Indeed, Grover can tell apart Grover-written from human-written news with upwards of 92-97% accuracy depending on assumptions made about the adversary that generated the articles. Grover can also flag GPT-2 written news articles as fake with 96% accuracy -- in a completely zero-shot setting.
But the issue runs deeper. As we argue in our paper, real-world adversaries largely require controllable generation. For example, AI-generated propaganda must be tightly on-message for it to be useful. Adversaries must also generate more than just the news article body; for instance, they must generate a headline, date, and an author list. Though Grover is more controllable than GPT-2, it is not autonomous. Adversaries will need extensive human labor to direct generation.

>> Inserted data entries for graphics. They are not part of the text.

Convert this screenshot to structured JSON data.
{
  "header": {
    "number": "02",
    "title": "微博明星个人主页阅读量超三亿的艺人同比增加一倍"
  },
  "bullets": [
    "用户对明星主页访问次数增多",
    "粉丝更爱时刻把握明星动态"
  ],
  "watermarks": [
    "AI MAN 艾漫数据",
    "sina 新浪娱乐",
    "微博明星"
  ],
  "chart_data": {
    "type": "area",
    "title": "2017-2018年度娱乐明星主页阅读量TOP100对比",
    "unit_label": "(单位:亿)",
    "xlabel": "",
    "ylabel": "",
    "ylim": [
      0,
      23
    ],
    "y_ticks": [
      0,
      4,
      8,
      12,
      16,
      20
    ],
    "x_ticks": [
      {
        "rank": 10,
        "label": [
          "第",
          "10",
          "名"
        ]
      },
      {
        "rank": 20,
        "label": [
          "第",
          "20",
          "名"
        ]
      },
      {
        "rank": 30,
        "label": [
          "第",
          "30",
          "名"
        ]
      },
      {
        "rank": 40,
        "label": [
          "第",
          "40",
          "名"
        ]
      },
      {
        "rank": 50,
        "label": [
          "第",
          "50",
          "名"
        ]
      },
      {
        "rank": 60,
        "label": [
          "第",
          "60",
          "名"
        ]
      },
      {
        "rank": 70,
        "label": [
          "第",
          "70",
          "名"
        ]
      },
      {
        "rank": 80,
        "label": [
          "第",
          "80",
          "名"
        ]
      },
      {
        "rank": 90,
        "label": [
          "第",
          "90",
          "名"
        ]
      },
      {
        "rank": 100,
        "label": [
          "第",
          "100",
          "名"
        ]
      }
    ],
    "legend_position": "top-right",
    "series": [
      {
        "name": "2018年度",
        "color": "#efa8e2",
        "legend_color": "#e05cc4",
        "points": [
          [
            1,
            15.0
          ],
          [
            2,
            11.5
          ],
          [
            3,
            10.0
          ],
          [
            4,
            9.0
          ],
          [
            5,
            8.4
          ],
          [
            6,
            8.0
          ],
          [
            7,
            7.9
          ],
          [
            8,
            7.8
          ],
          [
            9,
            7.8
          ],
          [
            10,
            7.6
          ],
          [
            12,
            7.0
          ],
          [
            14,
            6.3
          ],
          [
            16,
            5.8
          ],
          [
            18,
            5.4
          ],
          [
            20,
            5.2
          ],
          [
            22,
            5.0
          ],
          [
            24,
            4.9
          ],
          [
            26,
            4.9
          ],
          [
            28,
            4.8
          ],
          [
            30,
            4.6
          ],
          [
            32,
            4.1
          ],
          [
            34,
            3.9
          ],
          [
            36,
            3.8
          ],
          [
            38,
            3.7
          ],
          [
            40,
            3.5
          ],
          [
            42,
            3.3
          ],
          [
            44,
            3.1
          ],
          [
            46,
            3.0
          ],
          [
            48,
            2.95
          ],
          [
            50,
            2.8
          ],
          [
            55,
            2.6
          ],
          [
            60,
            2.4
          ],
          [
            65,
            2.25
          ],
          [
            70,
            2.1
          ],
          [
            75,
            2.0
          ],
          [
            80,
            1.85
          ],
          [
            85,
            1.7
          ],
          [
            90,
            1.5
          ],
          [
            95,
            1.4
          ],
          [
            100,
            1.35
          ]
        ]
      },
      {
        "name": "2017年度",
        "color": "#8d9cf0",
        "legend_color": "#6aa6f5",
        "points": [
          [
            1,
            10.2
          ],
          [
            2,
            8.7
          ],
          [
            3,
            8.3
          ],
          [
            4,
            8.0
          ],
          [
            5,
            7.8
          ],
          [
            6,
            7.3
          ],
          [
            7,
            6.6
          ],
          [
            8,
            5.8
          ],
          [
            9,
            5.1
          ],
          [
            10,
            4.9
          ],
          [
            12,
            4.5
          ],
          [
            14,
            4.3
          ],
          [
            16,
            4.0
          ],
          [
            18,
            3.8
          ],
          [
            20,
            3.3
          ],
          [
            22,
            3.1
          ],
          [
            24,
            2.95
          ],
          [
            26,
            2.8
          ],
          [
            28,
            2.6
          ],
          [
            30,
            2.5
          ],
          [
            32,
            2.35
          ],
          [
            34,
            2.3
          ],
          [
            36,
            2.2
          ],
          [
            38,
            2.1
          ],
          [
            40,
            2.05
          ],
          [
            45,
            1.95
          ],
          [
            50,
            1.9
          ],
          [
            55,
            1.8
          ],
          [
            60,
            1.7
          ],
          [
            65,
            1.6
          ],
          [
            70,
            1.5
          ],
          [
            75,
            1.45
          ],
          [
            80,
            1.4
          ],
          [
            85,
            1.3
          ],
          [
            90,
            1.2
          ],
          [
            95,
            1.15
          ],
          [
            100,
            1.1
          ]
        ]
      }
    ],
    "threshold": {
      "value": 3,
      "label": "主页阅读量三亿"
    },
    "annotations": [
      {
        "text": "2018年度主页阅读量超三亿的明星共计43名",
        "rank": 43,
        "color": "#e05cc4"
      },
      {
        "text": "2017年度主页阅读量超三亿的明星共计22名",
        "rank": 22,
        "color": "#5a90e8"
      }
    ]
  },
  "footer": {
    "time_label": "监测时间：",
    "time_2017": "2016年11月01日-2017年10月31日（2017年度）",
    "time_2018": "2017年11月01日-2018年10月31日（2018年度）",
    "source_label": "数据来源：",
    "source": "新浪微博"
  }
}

In short, our experiments suggest that the quality and controllability of existing generators is not enough for them to do significant damage to the world.
The true danger lies not in research prototypes, but in even bigger models
If a serious adversary wanted to generate neural fake news, they probably wouldn’t directly use the Grover weights. The largest Grover model costs only $35k to train. Real-world adversaries have far more money and resources, and could likely train a significantly larger model.
This risk requires fundamental research now into these models, and into making platforms more secure from disinformation -- before it’s too late.
Research requires releasing possibly dangerous models
To defend against digital threats, the computer security community relies on threat modeling: the scientific study of attacks adversaries might use. Due to the ease of automatic detection, it is likely that the most effective attacks will use very strong generators. This suggests that Grover-Mega is the most effective threat model currently available for Neural Fake News. Followup research can extend on this threat model by studying additional sampling strategies or domains, for instance.
Still, Grover accomplishes more than a traditional threat model -- after finetuning the model weights, Grover becomes a state-of-the-art detector of neural fake news.
Overall, to best enable researchers to study attacks and defenses requires releasing the model weights. While it might be possible to engineer a compromise, like an interactive environment wherein researchers can minimally probe the model but not look at the model weights, there are serious drawbacks to this approach. The resulting environment would likely either a) fail to prevent malicious use, or b) hamper research into defenses to these models, making them more dangerous.
We need community norms for model release
As I have argued, trying to lock down research prototypes might amplify rather than prevent threats.
However, at the same time, our approach -- checking the information of every researcher who applies for the Grover-Mega model -- is far from ideal. Not only is it time-intensive, we created the rules ourselves in a completely unilateral way. Were another research group to release an even larger generator tomorrow, they might very well choose a different set of rules.
Instead, we as a community need to develop a set of norms about how “dangerous” research prototypes should be shared. These new norms must encourage full reproducibility while discouraging premature release of attacks without accompanied defenses. These norms must also be democratic in nature, with relevant stakeholders as well as community members being deeply involved in the decision-making process.
What might this look like? Possibly, when uploading a potentially-dangerous artifact to an online repository like OpenReview or arXiv, community members would be able to study code from a smaller model. Reviewers could vote whether to release model checkpoints to the public.
This sketch isn’t perfect - there are key issues that would need to be resolved. However, the alternatives are also not sustainable. If our field is to make progress on spotting neural disinformation, and other threats, we’ll need to figure something out -- before it’s too late.
Thanks to Yejin Choi, Franziska Roesner, Yonatan Bisk, Hugh Zhang, and Stanley Xie for feedback on this post.